Gaming and diplomacy are not obvious bedfellows, but between China and the Philippines their relationship has added further murk to the shady world of the Philippine Offshore Gaming Organizations, or POGOs, which cater to Chinese gambling online from the safety of their living rooms.
In principle, China has been cracking down on the use of offshore gaming centers which have been used for laundering of corrupt money and capital flight and generally offering services (including related prostitution) that are contrary to the official principles of the Communist Party.
Earlier this year, in a campaign that became public in late June, China’s Ministry of Public Security announced it had arrested more than 11,500 suspects, destroyed 368 gambling platforms and 148 technical programs and seized more than US$32 billion in a crackdown against operations in Vietnam and other Southeast Asian areas.
Cross border movements for such activities have anyway been curtailed by Covid-19 travel restrictions – though how rigorously they applied to gambling locations across the Laos and Myanmar borders is unclear.
The POGOs however are all on-line operators staffed largely by Chinese, mainly based in Manila. In principle, China should want them closed but has made no serious effort to do so as it did elsewhere. Meanwhile, the Philippines is torn between regulating and taxing them and concerns at the highest level that doing so will drive them away.
There is precedent enough that it should make Philippine officials nervous. In September 2019, apparently irritated Chinese officials pressured Cambodian Prime Minister Hun Sen to close gambling palaces in Sihanoukville that had turned the resort city into what was described as the “wild wild west,” a gaming mecca to rival Macau. Police arrested 127 Chinese nationals accused of running an illegal online gambling and extortion ring. Overnight, 300,000 Chinese nationals fled Sihanoukville, turning it into a ghost town and wrecking the city’s real estate market.
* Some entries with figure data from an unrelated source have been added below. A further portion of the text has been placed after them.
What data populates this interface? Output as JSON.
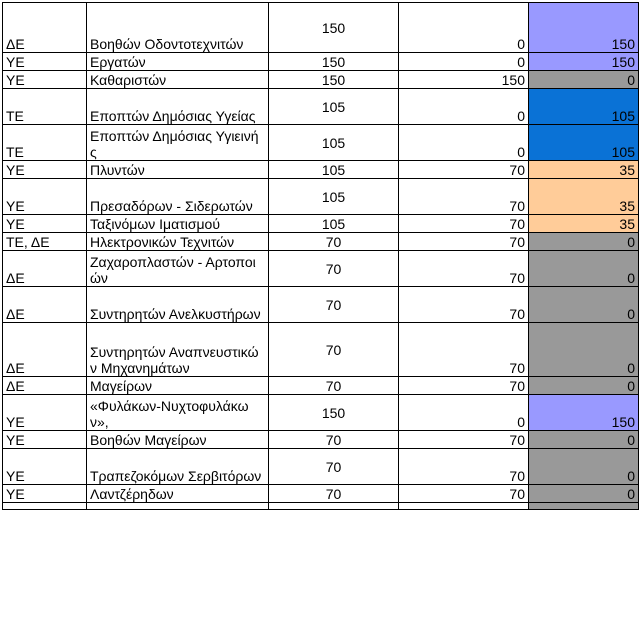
{
  "colors": {
    "purple": "#9999ff",
    "orange": "#ffcc99",
    "gray": "#999999",
    "blue": "#0a72d6",
    "border": "#000000"
  },
  "rows": [
    {
      "category": "ΔΕ",
      "specialty": "Βοηθών Οδοντοτεχνιτών",
      "total": "150",
      "filled": "0",
      "diff": "150",
      "diff_color": "purple",
      "h": 50
    },
    {
      "category": "ΥΕ",
      "specialty": "Εργατών",
      "total": "150",
      "filled": "0",
      "diff": "150",
      "diff_color": "purple",
      "h": 18
    },
    {
      "category": "ΥΕ",
      "specialty": "Καθαριστών",
      "total": "150",
      "filled": "150",
      "diff": "0",
      "diff_color": "gray",
      "h": 18
    },
    {
      "category": "ΤΕ",
      "specialty": "Εποπτών Δημόσιας Υγείας",
      "total": "105",
      "filled": "0",
      "diff": "105",
      "diff_color": "blue",
      "h": 36
    },
    {
      "category": "ΤΕ",
      "specialty": "Εποπτών Δημόσιας Υγιεινής",
      "total": "105",
      "filled": "0",
      "diff": "105",
      "diff_color": "blue",
      "h": 36
    },
    {
      "category": "ΥΕ",
      "specialty": "Πλυντών",
      "total": "105",
      "filled": "70",
      "diff": "35",
      "diff_color": "orange",
      "h": 18
    },
    {
      "category": "ΥΕ",
      "specialty": "Πρεσαδόρων - Σιδερωτών",
      "total": "105",
      "filled": "70",
      "diff": "35",
      "diff_color": "orange",
      "h": 36
    },
    {
      "category": "ΥΕ",
      "specialty": "Ταξινόμων Ιματισμού",
      "total": "105",
      "filled": "70",
      "diff": "35",
      "diff_color": "orange",
      "h": 18
    },
    {
      "category": "ΤΕ, ΔΕ",
      "specialty": "Ηλεκτρονικών Τεχνιτών",
      "total": "70",
      "filled": "70",
      "diff": "0",
      "diff_color": "gray",
      "h": 18
    },
    {
      "category": "ΔΕ",
      "specialty": "Ζαχαροπλαστών - Αρτοποιών",
      "total": "70",
      "filled": "70",
      "diff": "0",
      "diff_color": "gray",
      "h": 36
    },
    {
      "category": "ΔΕ",
      "specialty": "Συντηρητών Ανελκυστήρων",
      "total": "70",
      "filled": "70",
      "diff": "0",
      "diff_color": "gray",
      "h": 36
    },
    {
      "category": "ΔΕ",
      "specialty": "Συντηρητών Αναπνευστικών Μηχανημάτων",
      "total": "70",
      "filled": "70",
      "diff": "0",
      "diff_color": "gray",
      "h": 54
    },
    {
      "category": "ΔΕ",
      "specialty": "Μαγείρων",
      "total": "70",
      "filled": "70",
      "diff": "0",
      "diff_color": "gray",
      "h": 18
    },
    {
      "category": "ΥΕ",
      "specialty": "«Φυλάκων-Νυχτοφυλάκων»,",
      "total": "150",
      "filled": "0",
      "diff": "150",
      "diff_color": "purple",
      "h": 36
    },
    {
      "category": "ΥΕ",
      "specialty": "Βοηθών Μαγείρων",
      "total": "70",
      "filled": "70",
      "diff": "0",
      "diff_color": "gray",
      "h": 18
    },
    {
      "category": "ΥΕ",
      "specialty": "Τραπεζοκόμων Σερβιτόρων",
      "total": "70",
      "filled": "70",
      "diff": "0",
      "diff_color": "gray",
      "h": 36
    },
    {
      "category": "ΥΕ",
      "specialty": "Λαντζέρηδων",
      "total": "70",
      "filled": "70",
      "diff": "0",
      "diff_color": "gray",
      "h": 18
    }
  ]
}
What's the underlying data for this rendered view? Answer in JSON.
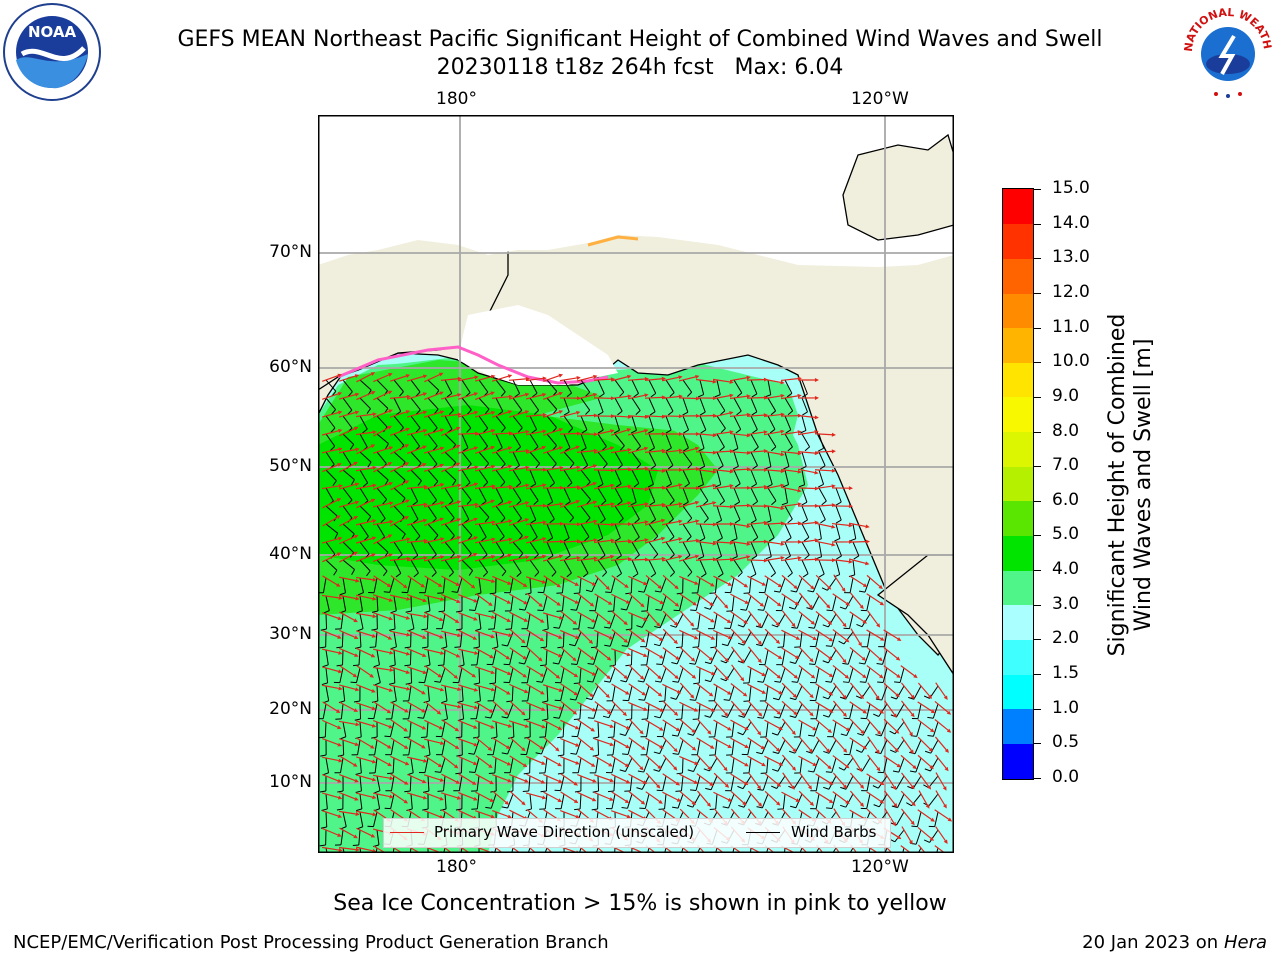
{
  "title": {
    "line1": "GEFS MEAN Northeast Pacific Significant Height of Combined Wind Waves and Swell",
    "line2": "20230118 t18z 264h fcst   Max: 6.04"
  },
  "logos": {
    "left": {
      "icon": "noaa-logo-icon",
      "text": "NOAA"
    },
    "right": {
      "icon": "nws-logo-icon",
      "text": "NATIONAL WEATHER SERVICE"
    }
  },
  "map": {
    "lon_labels_top": [
      "180°",
      "120°W"
    ],
    "lon_labels_bottom": [
      "180°",
      "120°W"
    ],
    "lat_labels": [
      "70°N",
      "60°N",
      "50°N",
      "40°N",
      "30°N",
      "20°N",
      "10°N"
    ],
    "land_color": "#f0eedc",
    "ocean_low_color": "#a8fff8",
    "wave_band_colors": [
      "#aaffff",
      "#50f58a",
      "#2ee62a",
      "#00e400"
    ]
  },
  "legend": {
    "wave_dir_label": "Primary Wave Direction (unscaled)",
    "wave_dir_color": "#e0281e",
    "wind_barbs_label": "Wind Barbs",
    "wind_barbs_color": "#000000"
  },
  "colorbar": {
    "label_line1": "Significant Height of Combined",
    "label_line2": "Wind Waves and Swell [m]",
    "ticks": [
      "15.0",
      "14.0",
      "13.0",
      "12.0",
      "11.0",
      "10.0",
      "9.0",
      "8.0",
      "7.0",
      "6.0",
      "5.0",
      "4.0",
      "3.0",
      "2.0",
      "1.5",
      "1.0",
      "0.5",
      "0.0"
    ],
    "colors_bottom_to_top": [
      "#0000ff",
      "#0080ff",
      "#00ffff",
      "#40ffff",
      "#aaffff",
      "#50f58a",
      "#00e400",
      "#5ae600",
      "#b4f000",
      "#dcf500",
      "#f8f800",
      "#ffe400",
      "#ffb400",
      "#ff8c00",
      "#ff6400",
      "#ff3200",
      "#ff0000"
    ]
  },
  "caption": "Sea Ice Concentration > 15% is shown in pink to yellow",
  "footer": {
    "left": "NCEP/EMC/Verification Post Processing Product Generation Branch",
    "right_date": "20 Jan 2023 on ",
    "right_host": "Hera"
  }
}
In the mix too is the ever-present issue of corruption and how it is used to avoid immigration laws and taxation. The most startling admission of this came last week when Foreign Secretary Teodoro Locsin claimed that some POGOs which had been pressed to pay taxes had already paid them “under the table.”
Locsin’s time at the Foreign Ministry has been associated with trying to maintain good relations with Beijing even as it has continued to expand its presence in Philippine EEZ waters and threatened its fishermen. Now he appears to be implicitly defending the POGO operators’ corrupt payments to Philippine officials.
A fully-fledged inquiry into Locsin’s allegation would seem in order but so far nothing has happened. What has been spotted however is that the Bureau of Internal Revenue has quietly changed key tax demands in a way which makes life easier for the POGOs. Specific dates for franchise tax payments have been removed, reference to “prior years” taxes been removed, and the escape phrase “if applicable” applied to withholding taxes.
There are about 60 POGOs licensed by the Philippine Amusement and Gaming Corporation (PAGCOR), and some 200 related service providers, all of which provide total employment of 130,000, mostly to mainland Chinese. In addition, there are believed to be a number of unlicensed operators who may be tolerated so long as they pay off the right people. They are shut down from time to time. On July 8 a raid on one in Makati saw the arrest of 50 people, mostly Chinese.
But licensed or not, the POGOs and related amusement activities provide a handy way of increasing the Chinese population as well as providing tenants for office and apartment block in the capital. As an example, 200 sq ft. condos that previously rented for PHP22,000in the Pasay area of Manila suddenly more than doubled to PHP47,000 and six months later as suddenly fell back to PHP30,000 as the POGOs began to close.
It can only be a matter of conjecture whether the BIR rule changes have any relationship to Locsin’s remarks, or are a response to fear that if pressed for more taxes, POGOs will pack up and go elsewhere. Presidential spokesman Roque noted: “We need them because we need the revenue.”
China, of course, knows that it can, if it wants to pull the plug on POGOs anytime so Beijing as well as the POGO operators have leverage with a government in Manila desperate for Chinese cash.